Catholic Mom of 10 said...

Posted again so I can get follow-up mail..

agellius said...


I'm glad to hear back from you on this topic. I decided to post my response on my own page, here: Due to its length it would be tough going trying to read it in your combox. However if you would like me to post it here as well I would be happy to.

Joe said...


This post has been in preparation over a few days. I am going to leave the topic alone now - but do appreciate your engagement in the discussion. Other readers can follow the link in your comment to read your post, so I agree that it is better not to post it in the com box here.

Agellius said...

Joe writes, "[I] do appreciate your engagement in the discussion". Likewise.

Of course you're under no obligation to respond to anything.
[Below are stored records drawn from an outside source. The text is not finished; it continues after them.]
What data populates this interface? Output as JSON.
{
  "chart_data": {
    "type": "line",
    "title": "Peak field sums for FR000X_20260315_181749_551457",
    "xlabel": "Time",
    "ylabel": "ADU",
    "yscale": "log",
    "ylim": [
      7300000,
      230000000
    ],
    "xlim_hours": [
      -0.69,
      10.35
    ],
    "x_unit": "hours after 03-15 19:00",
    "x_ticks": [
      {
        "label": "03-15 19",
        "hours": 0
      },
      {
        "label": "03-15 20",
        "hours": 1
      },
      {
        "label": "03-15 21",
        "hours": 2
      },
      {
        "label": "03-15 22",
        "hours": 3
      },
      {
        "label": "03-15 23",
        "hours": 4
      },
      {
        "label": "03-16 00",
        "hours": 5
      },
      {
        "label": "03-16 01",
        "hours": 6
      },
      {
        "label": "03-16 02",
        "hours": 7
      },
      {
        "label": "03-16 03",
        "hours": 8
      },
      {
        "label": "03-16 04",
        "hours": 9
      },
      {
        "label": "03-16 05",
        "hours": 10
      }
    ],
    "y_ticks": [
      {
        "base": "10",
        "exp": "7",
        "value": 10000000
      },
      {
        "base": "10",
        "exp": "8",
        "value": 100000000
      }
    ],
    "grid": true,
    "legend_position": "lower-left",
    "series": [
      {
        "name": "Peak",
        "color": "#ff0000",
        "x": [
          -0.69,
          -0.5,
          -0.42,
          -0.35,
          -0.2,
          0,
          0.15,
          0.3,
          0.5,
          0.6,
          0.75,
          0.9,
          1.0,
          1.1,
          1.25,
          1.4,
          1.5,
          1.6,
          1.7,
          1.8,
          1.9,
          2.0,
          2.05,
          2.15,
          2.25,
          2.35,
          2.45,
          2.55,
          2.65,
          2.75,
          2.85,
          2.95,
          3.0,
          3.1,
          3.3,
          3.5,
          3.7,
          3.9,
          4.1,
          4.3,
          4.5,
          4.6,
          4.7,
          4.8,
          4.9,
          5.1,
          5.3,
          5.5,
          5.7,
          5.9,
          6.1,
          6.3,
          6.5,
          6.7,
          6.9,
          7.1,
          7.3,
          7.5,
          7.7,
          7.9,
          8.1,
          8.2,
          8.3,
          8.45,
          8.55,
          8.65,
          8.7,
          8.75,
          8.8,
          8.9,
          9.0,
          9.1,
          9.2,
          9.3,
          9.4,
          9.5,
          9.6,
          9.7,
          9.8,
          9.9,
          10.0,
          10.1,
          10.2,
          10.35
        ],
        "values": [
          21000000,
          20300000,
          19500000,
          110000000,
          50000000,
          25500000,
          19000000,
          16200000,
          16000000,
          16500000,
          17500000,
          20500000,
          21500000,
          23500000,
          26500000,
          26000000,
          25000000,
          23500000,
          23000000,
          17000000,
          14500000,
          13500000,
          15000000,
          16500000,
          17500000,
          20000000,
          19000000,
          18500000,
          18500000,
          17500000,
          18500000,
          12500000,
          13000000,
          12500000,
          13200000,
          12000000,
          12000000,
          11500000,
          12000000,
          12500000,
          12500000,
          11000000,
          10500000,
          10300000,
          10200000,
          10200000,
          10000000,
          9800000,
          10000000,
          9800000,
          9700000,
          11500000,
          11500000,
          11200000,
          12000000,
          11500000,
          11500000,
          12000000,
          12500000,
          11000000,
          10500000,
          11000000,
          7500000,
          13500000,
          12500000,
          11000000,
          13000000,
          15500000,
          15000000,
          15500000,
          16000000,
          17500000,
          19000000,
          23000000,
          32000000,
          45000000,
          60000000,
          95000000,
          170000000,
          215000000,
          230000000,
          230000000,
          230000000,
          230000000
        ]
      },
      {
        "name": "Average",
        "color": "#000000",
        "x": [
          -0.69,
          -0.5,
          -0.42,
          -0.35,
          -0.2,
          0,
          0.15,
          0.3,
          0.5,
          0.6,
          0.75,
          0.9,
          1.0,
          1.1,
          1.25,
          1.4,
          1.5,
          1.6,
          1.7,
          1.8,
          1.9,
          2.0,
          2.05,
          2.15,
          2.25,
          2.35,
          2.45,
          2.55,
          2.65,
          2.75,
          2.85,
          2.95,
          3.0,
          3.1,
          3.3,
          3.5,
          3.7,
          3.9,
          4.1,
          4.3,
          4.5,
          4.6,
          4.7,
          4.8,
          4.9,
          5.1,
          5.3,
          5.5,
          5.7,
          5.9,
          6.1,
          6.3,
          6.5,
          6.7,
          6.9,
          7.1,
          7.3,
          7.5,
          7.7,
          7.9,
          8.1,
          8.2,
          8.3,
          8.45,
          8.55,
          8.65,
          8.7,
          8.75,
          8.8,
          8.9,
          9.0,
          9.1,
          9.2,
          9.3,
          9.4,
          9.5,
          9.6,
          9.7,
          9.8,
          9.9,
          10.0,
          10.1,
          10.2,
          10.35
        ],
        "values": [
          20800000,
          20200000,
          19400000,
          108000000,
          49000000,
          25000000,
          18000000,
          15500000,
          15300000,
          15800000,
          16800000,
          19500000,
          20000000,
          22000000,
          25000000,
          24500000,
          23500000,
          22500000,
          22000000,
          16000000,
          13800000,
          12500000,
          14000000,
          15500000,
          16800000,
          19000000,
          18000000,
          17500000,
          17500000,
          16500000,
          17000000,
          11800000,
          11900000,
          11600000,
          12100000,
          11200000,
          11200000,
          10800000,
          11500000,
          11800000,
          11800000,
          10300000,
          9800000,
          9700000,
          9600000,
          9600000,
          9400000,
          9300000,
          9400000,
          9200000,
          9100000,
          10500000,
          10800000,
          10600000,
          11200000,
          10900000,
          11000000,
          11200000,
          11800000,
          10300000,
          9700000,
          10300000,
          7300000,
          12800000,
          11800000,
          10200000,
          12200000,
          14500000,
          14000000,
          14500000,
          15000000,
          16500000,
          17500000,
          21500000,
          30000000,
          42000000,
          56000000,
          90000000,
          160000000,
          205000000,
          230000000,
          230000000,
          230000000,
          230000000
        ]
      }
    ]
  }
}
But I am disappointed at the number of questions you are leaving unanswered.

If time doesn't permit answering all of them, will you at least answer the question of how you are using the term "traditional Catholicism"? Whether you are referring to anyone who prefers the EF mass, or if there is more to it than that? And if so, what?

Or do you only mean those who call themselves by that name? If so, can you specify who it is that does so?

Or is it, people who espouse certain views? If so, what views? And can you name some people who do so?

Joe said...

I copy this from Jackie Parke's blog:

The Society was set up to promote the EF.

The LMS has always confirmed the full validity of the Ordinary Form – how could it be otherwise? – but our charism is to promote the Extraordinary Form, just as the charism of those attached to, e.g., the Catholic Melkite Rite is to promote that Rite [My comment: I am not convinced by this argument]. Hence our aim is not to promote the Extraordinary Form over any other rite as such – merely to promote the Extraordinary Form.

A little convoluted but I trust this suffices.

John Medellin

Joe said...


I have taken your contributions in the comments to the previous post as an expression of what "traditional Catholic" means. And also the websites of the Institute of the Good Shepherd etc. I think they all make reference to "traditional Catholicism", to greater or lesser extents, and I feel that I have fairly summarised it in this post.

Agellius said...

In that case it seems your answer is, by "traditionalist Catholics" you're referring only to people who call themselves by that name.

In which case, when you say that traditional Catholics "[define themselves] in terms of affiliation to the extraordinary form and to a particular understanding of the ecclesial tradition in relation to the contemporary teaching of the Church, in particular, in relation to the Second Vatican Council", you mean me, the LMS, and certain priestly orders. Is that right? But in that case don't you need to specify when and where I, or the LMS, or the priestly orders, indicated their adherence to that particular understanding? I for one don't recall doing so, since I'm not even sure which "particular understanding" you mean. (I asked you to tell me but you have thus far declined.)

I guess my point is that if you are going to criticize people publicly, it might be better to specify whom you mean, and provide evidence, in the form of quotes and citations, that they view things in the way you claim. As it is you use the term "traditional Catholicism" as a blanket term and leave people unsure exactly whom you are criticizing. They can only assume that you're referring to "certain people" of a "certain bent", which makes the whole thing seem like sort of a vague smear.

Of course it might have been less confusing if you had not said that "adherence to the EF is an insufficient basis upon which to call oneself a traditional Catholic", while seeming to refer to precisely those adherents yourself, by that very term.